New Hope for The Ruby Specification

For a few years, a group of Japanese academics have been working on formalizing the Ruby programming language into a specification they hoped would be accepted by ISO. From time to time, I have read through it, and I had one major concern.

Because Ruby 1.9 was still in a lot of flux when they were drafting the specification, the authors left a lot of details out. Unfortunately, some of these details are extremely important. Here's one example, from the specification of String#[]:

Behavior:

a) If the length of args is 0 or larger than 2, raise a
   direct instance of the class ArgumentError.
b) Let P be the first element of args. Let n be the length
   of the receiver.
c) If P is an instance of the class Integer, let b be the
   value of P.
   1) If the length of args is 1:
      i)   If b is smaller than 0, increment b by n. If b is
           still smaller than 0, return nil.
      ii)  If b >= n, return nil.
      iii) Create an instance of the class Object which
           represents the bth character of
           the receiver and return this instance.

The important bit here is c(1)(iii), which says to create "an instance of the class Object which represents the btw character of the receiver". The reason for this ambiguity, as best as I can determine, is that Ruby 1.8 and Ruby 1.9 differ on the behavior:

1.8 >> "hello"[1]
=> 101

1.9 >> "hello"[1]
=> "e"

Of course, neither of these results in a direct instance of the class Object, but since Fixnums and Strings are both "instances of the class Object", this is technically true. Unfortunately, any real-life Ruby code will need to know what actual object this method will return.

Another very common reason for unspecified behaviors is a failure to specify Ruby's coercion protocol, so String#+ is unspecified if the other is not a String, even though all Ruby implementations will call to_str on the other to attempt to coerce it.
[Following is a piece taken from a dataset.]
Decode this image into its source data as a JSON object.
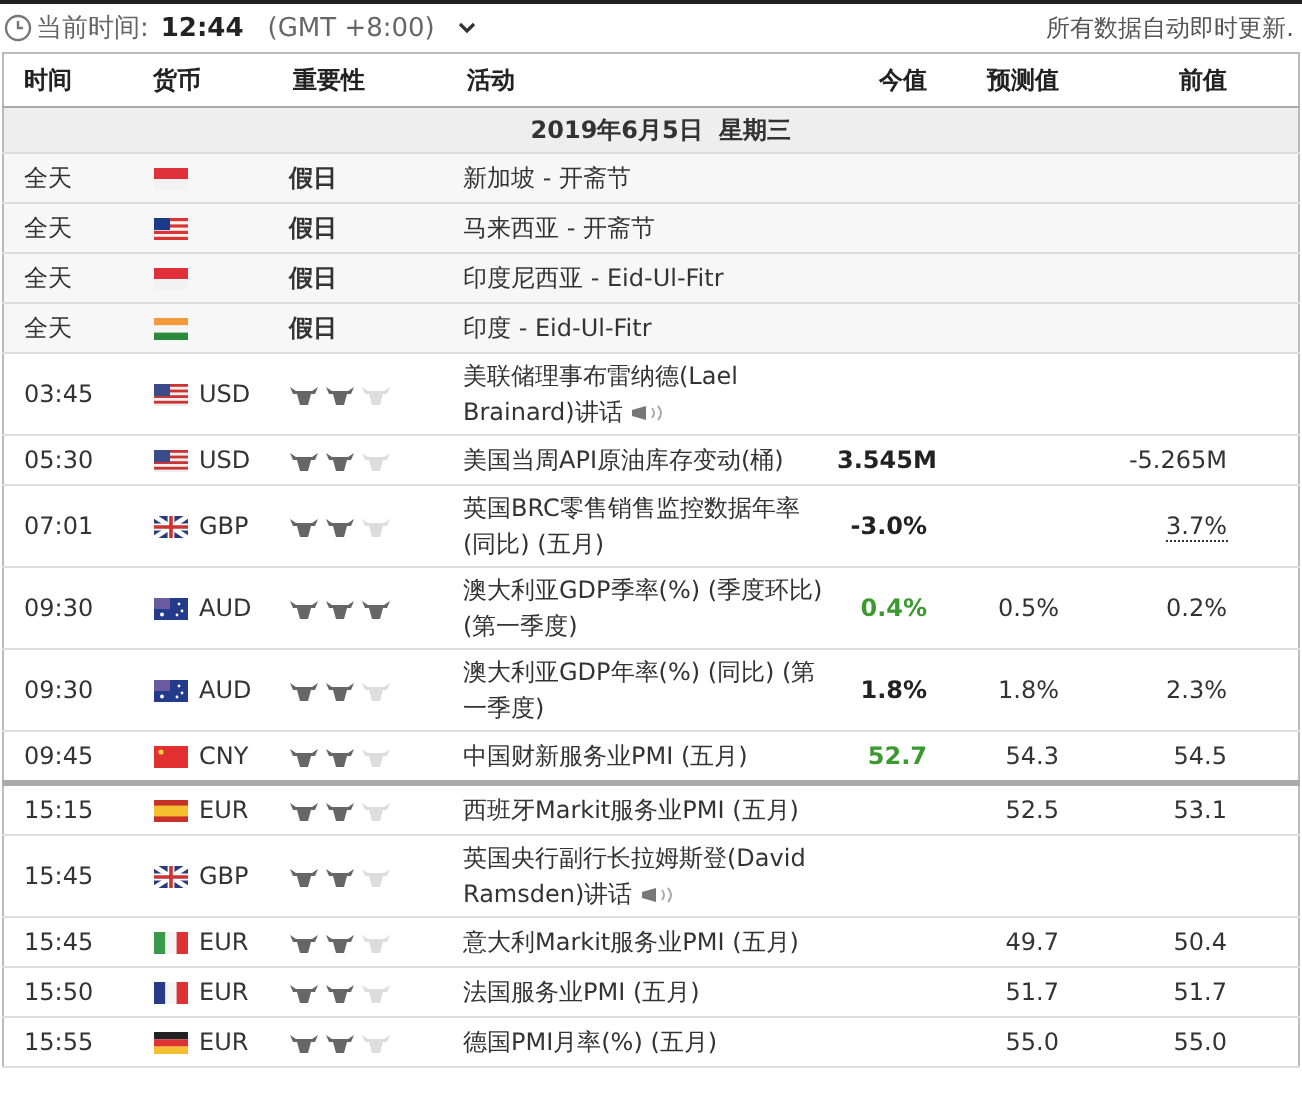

The coercion protocol has been underspecified for a long time, and it's understandable that the group punted on it, but because it is heavily relied on by real-life code, it is important that we actually describe the behavior.
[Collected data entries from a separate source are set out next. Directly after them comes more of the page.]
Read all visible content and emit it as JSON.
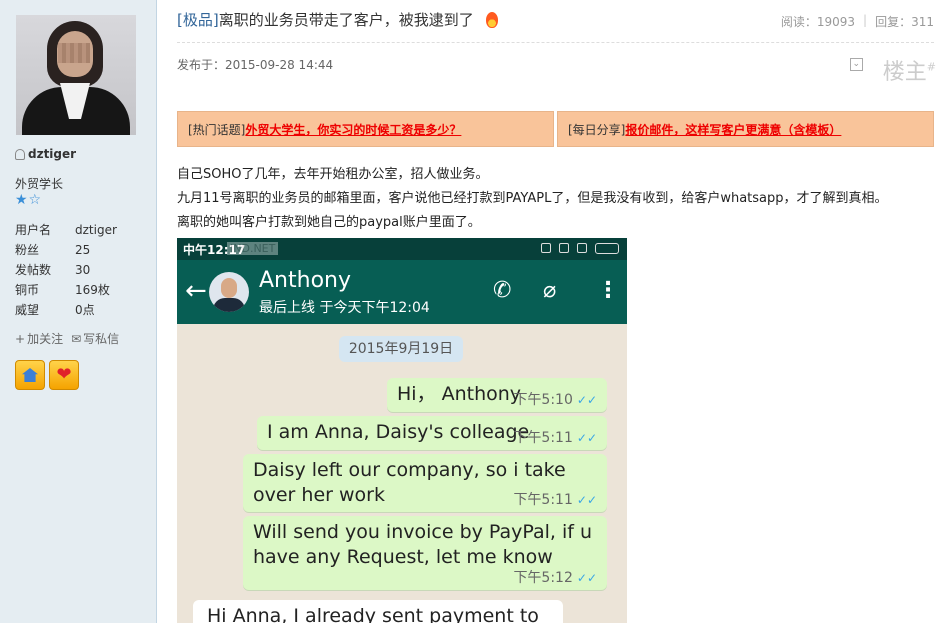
{
  "sidebar": {
    "username": "dztiger",
    "rank": "外贸学长",
    "stars": "★☆",
    "stats": [
      {
        "label": "用户名",
        "value": "dztiger"
      },
      {
        "label": "粉丝",
        "value": "25"
      },
      {
        "label": "发帖数",
        "value": "30"
      },
      {
        "label": "铜币",
        "value": "169枚"
      },
      {
        "label": "威望",
        "value": "0点"
      }
    ],
    "follow_label": "加关注",
    "message_label": "写私信",
    "medals": [
      "house-medal",
      "heart-medal"
    ]
  },
  "post": {
    "tag": "[极品]",
    "title": "离职的业务员带走了客户，被我逮到了",
    "views_label": "阅读：19093",
    "replies_label": "回复：311",
    "posted_label": "发布于：2015-09-28 14:44",
    "floor_label": "楼主",
    "floor_sup": "#",
    "banner1_prefix": "[热门话题]",
    "banner1_link": "外贸大学生，你实习的时候工资是多少？",
    "banner2_prefix": "[每日分享]",
    "banner2_link": "报价邮件，这样写客户更满意（含模板）",
    "lines": [
      "自己SOHO了几年，去年开始租办公室，招人做业务。",
      "九月11号离职的业务员的邮箱里面，客户说他已经打款到PAYAPL了，但是我没有收到，给客户whatsapp，才了解到真相。",
      "离职的她叫客户打款到她自己的paypal账户里面了。"
    ]
  },
  "phone": {
    "status_time": "中午12:17",
    "watermark": "IND.NET",
    "contact_name": "Anthony",
    "contact_status": "最后上线 于今天下午12:04",
    "date_chip": "2015年9月19日",
    "messages": [
      {
        "text": "Hi， Anthony",
        "time": "下午5:10"
      },
      {
        "text": "I am Anna, Daisy's colleage",
        "time": "下午5:11"
      },
      {
        "text": "Daisy left our company, so i take over her work",
        "time": "下午5:11"
      },
      {
        "text": "Will send you invoice by PayPal, if u have any Request, let me know",
        "time": "下午5:12"
      }
    ],
    "incoming_partial": "Hi Anna, I already sent payment to",
    "tick": "✓✓"
  },
  "colors": {
    "sidebar_bg": "#e5edf2",
    "whatsapp_green": "#075e54",
    "bubble_green": "#dcf8c6",
    "banner_bg": "#f9c49a",
    "link_red": "#e00000"
  }
}
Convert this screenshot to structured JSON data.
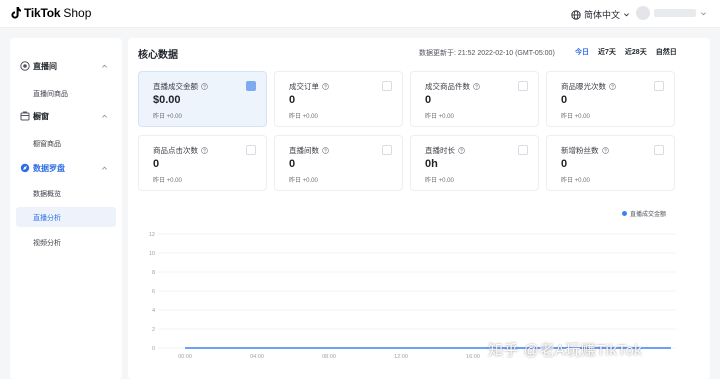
{
  "header": {
    "brand": "TikTok",
    "shop": "Shop",
    "language": "简体中文"
  },
  "sidebar": {
    "groups": [
      {
        "label": "直播间",
        "icon": "live-icon",
        "items": [
          "直播间商品"
        ]
      },
      {
        "label": "橱窗",
        "icon": "showcase-icon",
        "items": [
          "橱窗商品"
        ]
      },
      {
        "label": "数据罗盘",
        "icon": "compass-icon",
        "items": [
          "数据概览",
          "直播分析",
          "视频分析"
        ],
        "active_item": "直播分析"
      }
    ]
  },
  "main": {
    "title": "核心数据",
    "update_time": "数据更新于: 21:52 2022-02-10 (GMT-05:00)",
    "ranges": [
      "今日",
      "近7天",
      "近28天",
      "自然日"
    ],
    "active_range": "今日",
    "cards": [
      {
        "label": "直播成交金额",
        "value": "$0.00",
        "sub": "昨日 +0.00",
        "selected": true
      },
      {
        "label": "成交订单",
        "value": "0",
        "sub": "昨日 +0.00",
        "selected": false
      },
      {
        "label": "成交商品件数",
        "value": "0",
        "sub": "昨日 +0.00",
        "selected": false
      },
      {
        "label": "商品曝光次数",
        "value": "0",
        "sub": "昨日 +0.00",
        "selected": false
      },
      {
        "label": "商品点击次数",
        "value": "0",
        "sub": "昨日 +0.00",
        "selected": false
      },
      {
        "label": "直播间数",
        "value": "0",
        "sub": "昨日 +0.00",
        "selected": false
      },
      {
        "label": "直播时长",
        "value": "0h",
        "sub": "昨日 +0.00",
        "selected": false
      },
      {
        "label": "新增粉丝数",
        "value": "0",
        "sub": "昨日 +0.00",
        "selected": false
      }
    ],
    "legend": "直播成交金额"
  },
  "chart_data": {
    "type": "line",
    "x": [
      "00:00",
      "04:00",
      "08:00",
      "12:00",
      "16:00"
    ],
    "series": [
      {
        "name": "直播成交金额",
        "values": [
          0,
          0,
          0,
          0,
          0
        ]
      }
    ],
    "y_ticks": [
      0,
      2,
      4,
      6,
      8,
      10,
      12
    ],
    "ylim": [
      0,
      12
    ],
    "grid": true,
    "legend_position": "top-right",
    "color": "#3b82f6"
  },
  "watermark": "知乎 @老A玩赚TikTok"
}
This week, I am in Matsue in Japan for RubyWorld, and I was glad to learn that the group working on the ISO specification sees the current work as a first step that will continue with a more rigid specification of currently "unspecified" behavior based on Ruby 1.9.

The word "unspecified" appears 170 times in the current draft of the Ruby specification. I hope that the next version will eliminate most if not all of these unspecified behaviors in favor of explicit behavior or explicitly requiring an exception to be thrown. In cases that actually differ between implementations (for instance, Rubinius allows Class to be subclassed), I would hope that these unspecified behaviors be the subject of some discussion at the implementor level.

In any event, I am thrilled at the news that the Ruby specification will become less ambiguous in the future!